En contraste Jésus vient et donne, non seulement la vie éternelle, mais « l’eau vive ». Et tout aussitôt il y a un objet parfait pour le cœur, ce qui n’avait jamais eu lieu auparavant, avec une puissance nouvelle pour en jouir. Jadis, même ce qui éveillait les affections du cœur prenait encore le caractère d’une espérance. La confiance en Dieu et en Ses promesses existait. Mais désormais un changement immense avait lieu. Christ était venu, Celui qu’on attendait était présent. Dieu Lui-même était ici, dans la personne de cet homme assis fatigué près du puits de Sichar. Lui le plus humble des hommes, le plus effacé, montrait d’autant plus, du sein même des profondeurs de Son abaissement, qu’Il était le vrai Dieu dans Son amour. Car en Le donnant, Dieu ne voulait donner rien moins que Dieu. Non seulement Il voulait communiquer Sa nature, mais Il voulait qu’il y eût dans l’homme une capacité divine de jouir de cette nature, ainsi que des relations qui lui sont propres.
Merveilleuse et divine réponse à la chute et à ses conséquences ; réponse qui n’est pas une simple accommodation à la ruine humaine, un stérile remède, une vaine réparation, mais qui manifeste Dieu Lui-même en donnant toute leur riche et vaste portée aux ressources qui sont en Lui. C’est la révélation de la grâce du Fils dans la puissance du Saint Esprit. C’est le christianisme dans quelques-uns de ses éléments les plus simples, les plus élevés, les plus essentiels. Une personne divine est descendue ici-bas dans un amour parfait. Et Jésus est là, comme un Juif en dehors du judaïsme, ayant devant Lui une femme samaritaine coupable, lui adressant une demande, non pas pour Lui, mais pour elle, lui demandant la plus petite chose qu’elle pût donner, en vue de fixer son attention. Mais c’est afin qu’Il pût la bénir de Sa plus grande bénédiction à Lui, d’une bénédiction impérissable dès à présent et pour toujours. Ce n’est pas seulement d’une nature nouvelle qu’il est question, mais d’une puissance effective à la fois pour l’homme et dans l’homme, communiquée de la part de Dieu, et en elle-même formellement divine. Et c’est là précisément ce que nous possédons maintenant pour la joie de nos âmes. Il nous a donné l’Esprit de Dieu ; Il a accompli Sa parole. Dieu a envoyé, comme il est dit, l’Esprit de Son Fils dans nos cœurs, criant : « Abba, Père ». « L’amour de Dieu est versé dans nos cœurs par l’Esprit Saint qui nous a été donné » (Rom. 8, 15 ; 5, 5).

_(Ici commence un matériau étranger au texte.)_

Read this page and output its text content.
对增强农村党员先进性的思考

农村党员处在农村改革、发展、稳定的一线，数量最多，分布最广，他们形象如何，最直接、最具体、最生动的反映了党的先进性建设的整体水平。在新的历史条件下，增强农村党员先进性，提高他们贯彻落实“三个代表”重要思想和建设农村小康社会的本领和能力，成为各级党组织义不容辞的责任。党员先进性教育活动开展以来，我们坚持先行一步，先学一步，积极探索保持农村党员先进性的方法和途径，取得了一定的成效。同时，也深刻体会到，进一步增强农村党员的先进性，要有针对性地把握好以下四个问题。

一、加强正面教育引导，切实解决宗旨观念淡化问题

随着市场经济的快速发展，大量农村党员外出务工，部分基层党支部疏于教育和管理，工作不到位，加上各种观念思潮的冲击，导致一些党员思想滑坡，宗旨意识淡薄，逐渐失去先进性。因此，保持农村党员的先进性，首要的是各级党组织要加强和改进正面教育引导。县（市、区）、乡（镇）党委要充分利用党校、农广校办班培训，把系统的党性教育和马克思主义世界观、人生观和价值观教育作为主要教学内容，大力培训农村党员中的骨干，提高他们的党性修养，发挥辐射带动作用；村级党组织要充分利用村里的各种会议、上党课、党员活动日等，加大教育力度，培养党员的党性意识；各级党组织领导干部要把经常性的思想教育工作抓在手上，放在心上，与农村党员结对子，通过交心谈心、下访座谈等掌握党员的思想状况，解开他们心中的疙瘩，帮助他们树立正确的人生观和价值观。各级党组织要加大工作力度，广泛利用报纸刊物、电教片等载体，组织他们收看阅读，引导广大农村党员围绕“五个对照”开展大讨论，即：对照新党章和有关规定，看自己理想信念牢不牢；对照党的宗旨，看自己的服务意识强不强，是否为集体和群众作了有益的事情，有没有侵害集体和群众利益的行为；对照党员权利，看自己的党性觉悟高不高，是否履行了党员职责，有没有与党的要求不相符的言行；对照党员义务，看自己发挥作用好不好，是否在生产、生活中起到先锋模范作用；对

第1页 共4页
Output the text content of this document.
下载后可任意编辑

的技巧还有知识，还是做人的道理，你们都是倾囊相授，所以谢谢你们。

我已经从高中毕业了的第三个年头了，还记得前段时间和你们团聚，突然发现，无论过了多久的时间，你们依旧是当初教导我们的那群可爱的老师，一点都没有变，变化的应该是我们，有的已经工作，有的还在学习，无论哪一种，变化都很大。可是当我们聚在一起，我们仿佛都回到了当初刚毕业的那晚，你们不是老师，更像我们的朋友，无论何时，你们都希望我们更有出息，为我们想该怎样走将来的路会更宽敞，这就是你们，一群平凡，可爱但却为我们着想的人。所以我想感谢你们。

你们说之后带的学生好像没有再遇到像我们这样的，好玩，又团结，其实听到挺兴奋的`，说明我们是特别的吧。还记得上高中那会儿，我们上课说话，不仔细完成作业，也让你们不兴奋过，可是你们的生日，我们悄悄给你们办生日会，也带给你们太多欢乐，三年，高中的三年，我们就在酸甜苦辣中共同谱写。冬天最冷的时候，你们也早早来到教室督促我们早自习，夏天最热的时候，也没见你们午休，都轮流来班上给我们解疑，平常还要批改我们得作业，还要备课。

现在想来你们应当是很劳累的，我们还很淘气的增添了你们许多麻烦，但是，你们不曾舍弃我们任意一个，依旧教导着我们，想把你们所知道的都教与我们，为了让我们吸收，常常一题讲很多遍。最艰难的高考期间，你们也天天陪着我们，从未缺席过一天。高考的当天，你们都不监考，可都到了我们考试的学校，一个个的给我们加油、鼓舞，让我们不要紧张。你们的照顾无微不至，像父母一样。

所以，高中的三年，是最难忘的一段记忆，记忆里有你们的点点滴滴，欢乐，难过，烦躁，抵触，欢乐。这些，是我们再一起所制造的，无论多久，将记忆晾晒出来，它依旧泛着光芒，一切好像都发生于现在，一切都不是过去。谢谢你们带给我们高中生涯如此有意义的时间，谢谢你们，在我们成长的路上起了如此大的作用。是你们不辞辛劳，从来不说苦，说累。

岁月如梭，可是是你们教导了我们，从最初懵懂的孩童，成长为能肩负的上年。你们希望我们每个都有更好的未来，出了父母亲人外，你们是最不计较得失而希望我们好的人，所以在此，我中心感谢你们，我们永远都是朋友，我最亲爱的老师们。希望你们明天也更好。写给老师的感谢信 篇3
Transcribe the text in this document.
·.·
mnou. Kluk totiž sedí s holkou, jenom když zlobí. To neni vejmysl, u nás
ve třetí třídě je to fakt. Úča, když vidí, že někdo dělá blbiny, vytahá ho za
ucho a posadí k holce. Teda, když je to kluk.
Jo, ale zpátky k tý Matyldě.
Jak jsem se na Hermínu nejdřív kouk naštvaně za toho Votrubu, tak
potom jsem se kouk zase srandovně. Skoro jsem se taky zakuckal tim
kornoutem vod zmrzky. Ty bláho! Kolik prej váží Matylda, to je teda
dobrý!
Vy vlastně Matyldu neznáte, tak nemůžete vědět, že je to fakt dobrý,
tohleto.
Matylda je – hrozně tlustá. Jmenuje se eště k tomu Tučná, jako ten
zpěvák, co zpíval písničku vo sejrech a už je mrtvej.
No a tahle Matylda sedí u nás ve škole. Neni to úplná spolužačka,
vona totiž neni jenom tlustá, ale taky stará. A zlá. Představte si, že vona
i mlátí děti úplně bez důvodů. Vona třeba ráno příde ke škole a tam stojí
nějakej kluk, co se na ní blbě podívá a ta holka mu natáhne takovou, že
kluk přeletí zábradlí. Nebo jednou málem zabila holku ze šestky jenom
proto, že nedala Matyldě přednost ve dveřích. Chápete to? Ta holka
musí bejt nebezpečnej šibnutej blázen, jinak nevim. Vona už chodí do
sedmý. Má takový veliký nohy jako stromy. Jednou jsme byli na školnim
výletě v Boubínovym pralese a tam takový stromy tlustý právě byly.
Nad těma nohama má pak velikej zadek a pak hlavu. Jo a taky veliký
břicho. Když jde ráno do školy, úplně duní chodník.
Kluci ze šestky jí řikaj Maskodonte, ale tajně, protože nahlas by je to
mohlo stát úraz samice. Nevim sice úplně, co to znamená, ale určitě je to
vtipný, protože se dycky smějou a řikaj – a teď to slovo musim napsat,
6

Nous n’avons pas simplement reçu la vie éternelle, mais outre et par-dessus le don de cette vie, le Saint Esprit Lui-même nous est donné. Et, remarquez-le, c’est alors que nous trouvons que le croyant « n’aura plus soif à jamais ». Cela n’est pas dit de celui qui est simplement né de nouveau, ni même quand il est fait mention de la vie éternelle seule. Et, de fait, ce n’était pas vrai lorsque les âmes étaient seulement nées de nouveau et rien de plus, car jusqu’au temps où Dieu a donné en Christ et par Christ le Saint Esprit de grâce, il y avait dans les âmes croyantes un certain désir des choses du monde ; et Dieu Lui-même ne condamnait pas absolument cela mais le permettait dans une certaine mesure — peut-être à cause de la dureté de leur cœur. Un homme pouvait, pour ainsi dire, avoir ce monde-ci, et avoir aussi le monde à venir, équivoque que bien des personnes tristement aveuglées et ignorantes du vrai christianisme estiment être possible même aujourd’hui. Les croyants d’alors n’étaient pas traités comme absolument morts à la chair et au monde. Dans l’Ancien Testament nous ne rencontrons nulle part un pareil langage même chez les saints de Dieu, pas plus chez les patriarches que parmi les enfants d’Israël ; nous trouvons même tout l’opposé, en particulier dans la forme de la condition juive : une espérance tout premièrement en quelqu’un qui devait venir, mais pas de délivrance du monde en tant que système jugé. On y trouve des fruits de la foi pleins d’intérêt pour nous, dans lesquels les saints s’élevaient par la grâce de Dieu bien au-dessus de tout ce qui les entourait. Dieu nous donne ainsi de précieuses instructions par le moyen d’Abel, d’Énoch, de Noé, d’Abraham, d’Isaac, de Jacob, de Joseph, de Moïse, et de tous les autres. Mais, outre que l’objet de leur espérance n’avait pas encore été révélé et que leur foi ne reposait pas sur l’œuvre infinie de la rédemption puisque celle-ci n’était pas alors accomplie, on trouve chez eux une certaine mesure d’attachement aux biens d’une terre qui n’était pas encore entièrement jugée.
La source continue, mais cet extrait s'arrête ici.